This year should shed some light on the Joint Employer Law.

By Nick Powills1851 Franchise Publisher
SPONSOREDUpdated 7:19PM 03/27/16
After 18 months of storm and fury, 2016 should be the year that some clarity sets in regarding the joint employer issue. That will likely be the case regarding the multiple lawsuits against McDonald’s that names it as jointly responsible with its franchisees for alleged labor violations.
 
There have been many cases in 2015 that favored the franchisors of brands such as Massage Envy, Jimmy John’s and Freshii. However, a year later, the National Labor Relations Board developed its standard for defining the joint-employer status through the Browning-Ferris decision in August 2015. This could be the year that we see some action from the McDonald’s case.
 
Amy Cheng, partner of Cheng Cohen, mentioned that that the joint employer issue is an imperative one due to the fact that “if franchisors are deemed joint employers of franchisee’s employees, the entire franchise paradigm changes. Franchisees will no longer truly be independent businesses. Franchisors will essentially have all of the liabilities associated with being deemed an “employer” for the whole system.”

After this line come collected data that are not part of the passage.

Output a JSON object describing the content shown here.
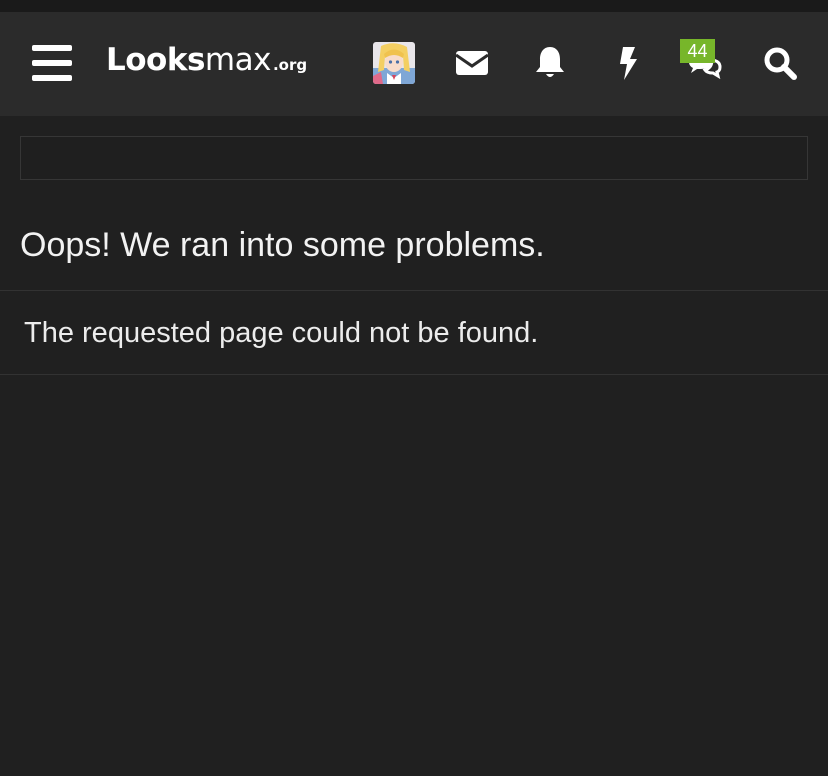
{
  "header": {
    "logo": {
      "main": "Looks",
      "sub": "max",
      "tld": ".org"
    },
    "icons": {
      "menu": "menu-hamburger-icon",
      "avatar": "user-avatar",
      "inbox": "envelope-icon",
      "alerts": "bell-icon",
      "whats_new": "bolt-icon",
      "conversations": "comments-icon",
      "search": "search-icon"
    },
    "conversation_badge": "44"
  },
  "page": {
    "title": "Oops! We ran into some problems.",
    "error_message": "The requested page could not be found."
  },
  "colors": {
    "background": "#202020",
    "header_bg": "#2b2b2b",
    "badge_green": "#77b62a",
    "text": "#ececec"
  }
}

Could this be a roadblock for the franchising industry or just a warning to be careful?

“I think it is just a wakeup call, we have not been proactive about educating people outside the industry, or within the industry,” said Cheng.

In essence, franchisors would be on the hook for the liabilities and costs associated with being a “employer”. If this occurs, it would become difficult to become a franchisor because of these new costs.

“Why would franchisors absorb the cost of being the employer for all of its franchisees’ employees, yet only get a small percentage of the revenue? The financial model no longer makes sense,” Cheng said.